Kaosfantasy. Moi, Mor-eldal, Tome 2: Le messager d'Estergat
Comme la dernière fois, il n’y avait pas trace de vie. Pas un rat, ni un chat, ni une souris. Peut-être… à cause de l’énergie qui planait dans l’air ? La découverte me laissa interdit un moment. De fait, il planait dans le corridor une énergie étrange que je n’avais pas remarquée les deux dernières fois. Magie de sorcière, pensai-je. Alors, je me rappelai les paroles de Rogan sur l’âme arrachée par les sorcières et mon cœur s’accéléra.
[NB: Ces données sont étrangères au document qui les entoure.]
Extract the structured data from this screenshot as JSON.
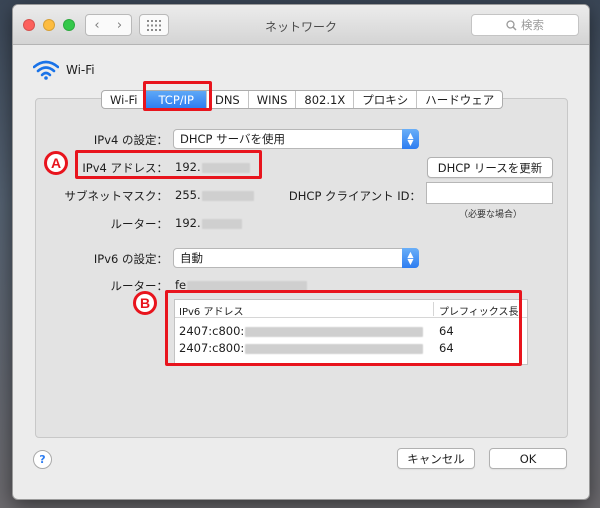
{
  "window": {
    "title": "ネットワーク"
  },
  "search": {
    "placeholder": "検索",
    "icon": "magnifier-icon"
  },
  "nav": {
    "back_glyph": "‹",
    "forward_glyph": "›"
  },
  "interface": {
    "name": "Wi-Fi",
    "icon": "wifi-icon"
  },
  "tabs": [
    {
      "label": "Wi-Fi"
    },
    {
      "label": "TCP/IP",
      "active": true
    },
    {
      "label": "DNS"
    },
    {
      "label": "WINS"
    },
    {
      "label": "802.1X"
    },
    {
      "label": "プロキシ"
    },
    {
      "label": "ハードウェア"
    }
  ],
  "ipv4": {
    "config_label": "IPv4 の設定：",
    "config_value": "DHCP サーバを使用",
    "address_label": "IPv4 アドレス：",
    "address_value": "192.",
    "subnet_label": "サブネットマスク：",
    "subnet_value": "255.",
    "router_label": "ルーター：",
    "router_value": "192."
  },
  "dhcp": {
    "renew_button": "DHCP リースを更新",
    "client_id_label": "DHCP クライアント ID：",
    "client_id_value": "",
    "client_id_note": "（必要な場合）"
  },
  "ipv6": {
    "config_label": "IPv6 の設定：",
    "config_value": "自動",
    "router_label": "ルーター：",
    "router_value": "fe",
    "table": {
      "headers": [
        "IPv6 アドレス",
        "プレフィックス長"
      ],
      "rows": [
        {
          "address": "2407:c800:",
          "prefix": "64"
        },
        {
          "address": "2407:c800:",
          "prefix": "64"
        }
      ]
    }
  },
  "callouts": {
    "a": "A",
    "b": "B"
  },
  "footer": {
    "help": "?",
    "cancel": "キャンセル",
    "ok": "OK"
  },
  "colors": {
    "accent": "#2f7ef2",
    "callout": "#e8141d"
  }
}
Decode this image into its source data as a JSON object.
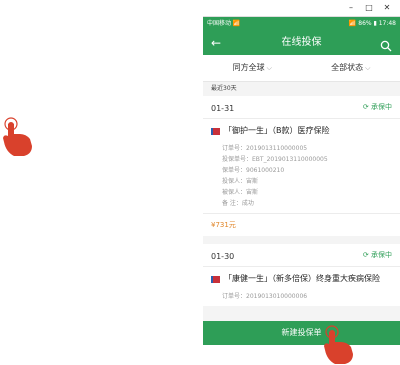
{
  "window": {
    "minimize": "–",
    "maximize": "□",
    "close": "✕"
  },
  "statusbar": {
    "left": "中国移动 📶",
    "right": "📶 86% ▮ 17:48"
  },
  "header": {
    "title": "在线投保",
    "back_icon": "arrow-left-icon",
    "search_icon": "search-icon"
  },
  "filters": [
    {
      "label": "同方全球",
      "caret": "⌵"
    },
    {
      "label": "全部状态",
      "caret": "⌵"
    }
  ],
  "section_label": "最近30天",
  "cards": [
    {
      "date": "01-31",
      "status": "⟳ 承保中",
      "product": "「御护一生」（B款）医疗保险",
      "fields": [
        "订单号：2019013110000005",
        "投保单号：EBT_2019013110000005",
        "保单号：9061000210",
        "投保人：宙斯",
        "被保人：宙斯",
        "备    注：成功"
      ],
      "price": "¥731元"
    },
    {
      "date": "01-30",
      "status": "⟳ 承保中",
      "product": "「康健一生」（新多倍保）终身重大疾病保险",
      "fields": [
        "订单号：2019013010000006"
      ]
    }
  ],
  "bottom_button": "新建投保单",
  "colors": {
    "brand_green": "#2e9e57",
    "price_orange": "#e0862a",
    "hand_red": "#d9412c"
  }
}
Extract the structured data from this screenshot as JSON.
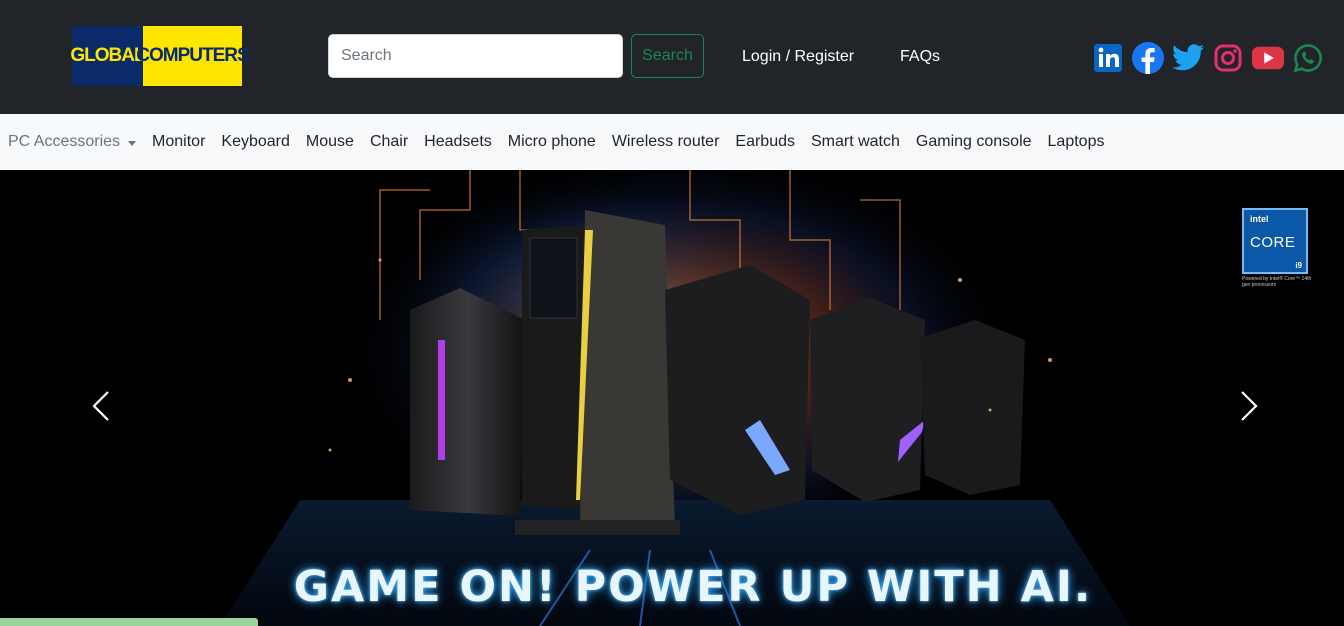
{
  "header": {
    "logo": {
      "part1": "GLOBAL",
      "part2": "COMPUTERS"
    },
    "search": {
      "placeholder": "Search",
      "button_label": "Search"
    },
    "login_label": "Login / Register",
    "faqs_label": "FAQs",
    "social": [
      {
        "icon": "linkedin-icon",
        "color": "#0a66c2"
      },
      {
        "icon": "facebook-icon",
        "color": "#1877f2"
      },
      {
        "icon": "twitter-icon",
        "color": "#1da1f2"
      },
      {
        "icon": "instagram-icon",
        "color": "#e1306c"
      },
      {
        "icon": "youtube-icon",
        "color": "#dc3545"
      },
      {
        "icon": "whatsapp-icon",
        "color": "#198754"
      }
    ]
  },
  "nav": {
    "dropdown_label": "PC Accessories",
    "items": [
      "Monitor",
      "Keyboard",
      "Mouse",
      "Chair",
      "Headsets",
      "Micro phone",
      "Wireless router",
      "Earbuds",
      "Smart watch",
      "Gaming console",
      "Laptops"
    ]
  },
  "carousel": {
    "headline": "GAME ON! POWER UP WITH AI.",
    "badge": {
      "brand": "intel",
      "line": "CORE",
      "gen": "i9",
      "caption": "Powered by Intel® Core™ 14th gen processors"
    }
  },
  "colors": {
    "header_bg": "#212529",
    "nav_bg": "#f8f9fa",
    "accent_green": "#198754"
  }
}
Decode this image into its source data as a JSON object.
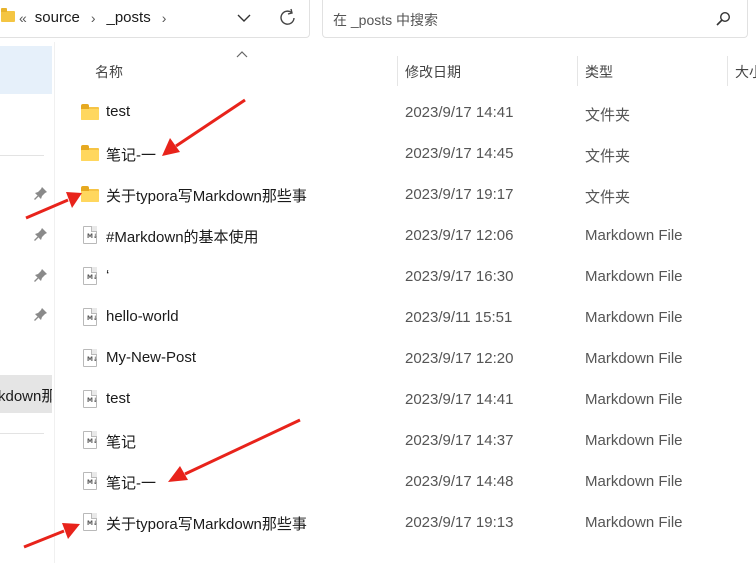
{
  "address_bar": {
    "overflow_glyph": "«",
    "crumbs": [
      "source",
      "_posts"
    ],
    "separator": "›"
  },
  "search": {
    "placeholder": "在 _posts 中搜索"
  },
  "nav": {
    "partial_item_label": "kdown那"
  },
  "columns": {
    "name": "名称",
    "date": "修改日期",
    "type": "类型",
    "size": "大小"
  },
  "files": [
    {
      "name": "test",
      "date": "2023/9/17 14:41",
      "type": "文件夹",
      "icon": "folder-icon"
    },
    {
      "name": "笔记-一",
      "date": "2023/9/17 14:45",
      "type": "文件夹",
      "icon": "folder-icon"
    },
    {
      "name": "关于typora写Markdown那些事",
      "date": "2023/9/17 19:17",
      "type": "文件夹",
      "icon": "folder-icon"
    },
    {
      "name": "#Markdown的基本使用",
      "date": "2023/9/17 12:06",
      "type": "Markdown File",
      "icon": "markdown-file-icon"
    },
    {
      "name": "‘",
      "date": "2023/9/17 16:30",
      "type": "Markdown File",
      "icon": "markdown-file-icon"
    },
    {
      "name": "hello-world",
      "date": "2023/9/11 15:51",
      "type": "Markdown File",
      "icon": "markdown-file-icon"
    },
    {
      "name": "My-New-Post",
      "date": "2023/9/17 12:20",
      "type": "Markdown File",
      "icon": "markdown-file-icon"
    },
    {
      "name": "test",
      "date": "2023/9/17 14:41",
      "type": "Markdown File",
      "icon": "markdown-file-icon"
    },
    {
      "name": "笔记",
      "date": "2023/9/17 14:37",
      "type": "Markdown File",
      "icon": "markdown-file-icon"
    },
    {
      "name": "笔记-一",
      "date": "2023/9/17 14:48",
      "type": "Markdown File",
      "icon": "markdown-file-icon"
    },
    {
      "name": "关于typora写Markdown那些事",
      "date": "2023/9/17 19:13",
      "type": "Markdown File",
      "icon": "markdown-file-icon"
    }
  ],
  "md_icon_text": "M↓",
  "colors": {
    "annotation_arrow": "#e8231b",
    "folder": "#f6c445",
    "nav_selected": "#e6f0fa"
  }
}
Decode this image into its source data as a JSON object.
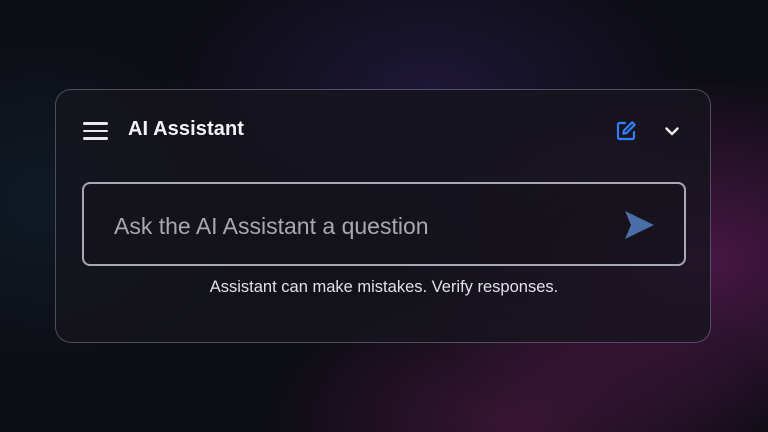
{
  "header": {
    "title": "AI Assistant",
    "icons": {
      "menu": "hamburger-menu-icon",
      "new_chat": "edit-note-icon",
      "collapse": "chevron-down-icon"
    }
  },
  "input": {
    "placeholder": "Ask the AI Assistant a question",
    "value": "",
    "send_icon": "send-icon"
  },
  "footer": {
    "disclaimer": "Assistant can make mistakes. Verify responses."
  },
  "colors": {
    "accent_blue": "#2d7ff9",
    "send_blue": "#4a6ea8",
    "text_primary": "#f3f3f7",
    "panel_border": "#8e8ea6"
  }
}
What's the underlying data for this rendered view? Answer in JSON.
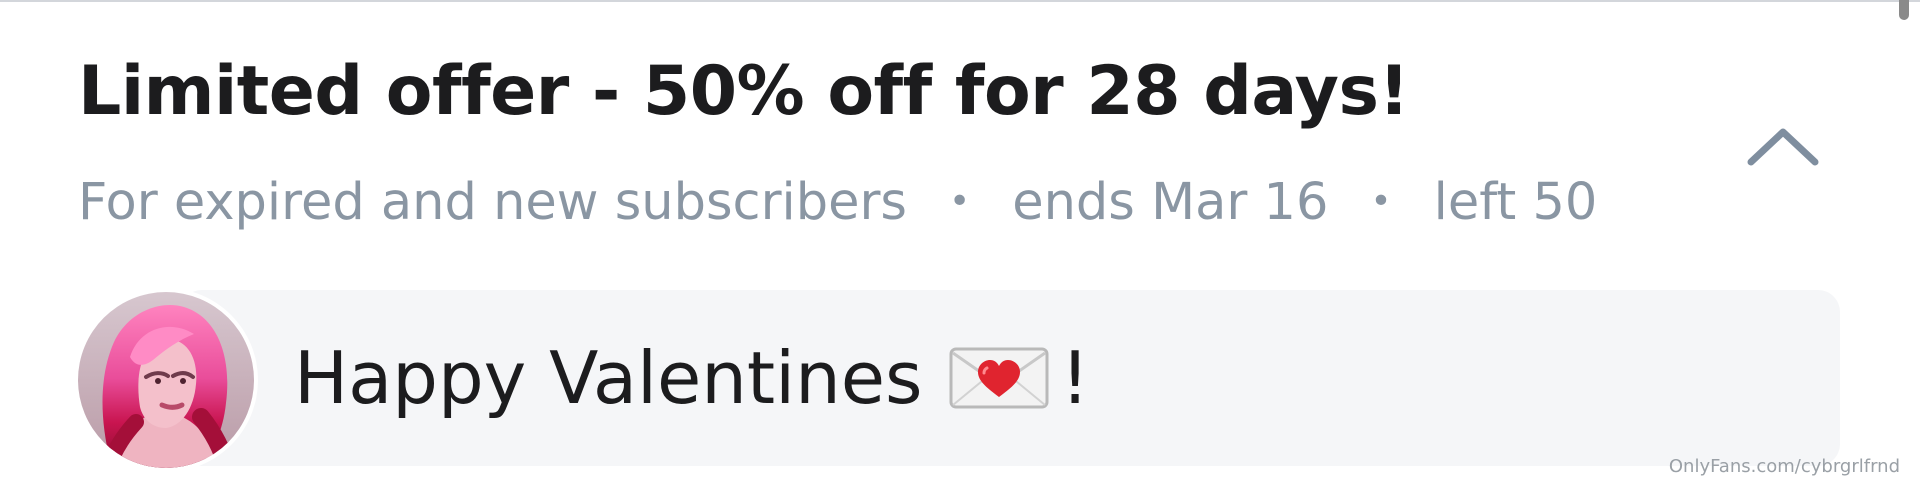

J’étais si absorbé qu’il fallut que Dil me murmure un inquiet « Débrouillard ? » pour que je me dégourdisse et parcoure les derniers mètres qui me séparaient de la porte du fond.
Sans lâcher la main du P’tit Loup, je frappai à la porte. Je fronçai aussitôt les sourcils. Mince, je n’y avais pas pensé, mais comment Pognefroide allait-elle ouvrir la porte sans le P’tit Loup ? Pouvait-elle seulement bouger de son sofa dans son état… ?
J’allais réunir le courage suffisant pour saisir la poignée quand, soudain, celle-ci tourna et s’ouvrit très lentement.
— « Quatre-cents. Qui est-ce qui t’accompagne ? »
Je restai bouche bée.
— « Ça alors », laissai-je échapper. C’était le Bor ! Contrairement à moi, il ne semblait pas surpris de me voir. Je sifflai entre mes dents. « Ayô, Bo… euhum… j’veux dire, m’sieu », rectifiai-je, en m’étouffant. « Eux, c’est mes compères. Qu’est-ce que tu fais là ? »
Le visage du ruffian se voyait à peine. Je l’entendis soupirer et ouvrir davantage la porte tandis qu’il m’expliquait :
— « Récupérer tous mes papiers. Entre. Pognefroide m’a parlé d’un accord assez particulier. »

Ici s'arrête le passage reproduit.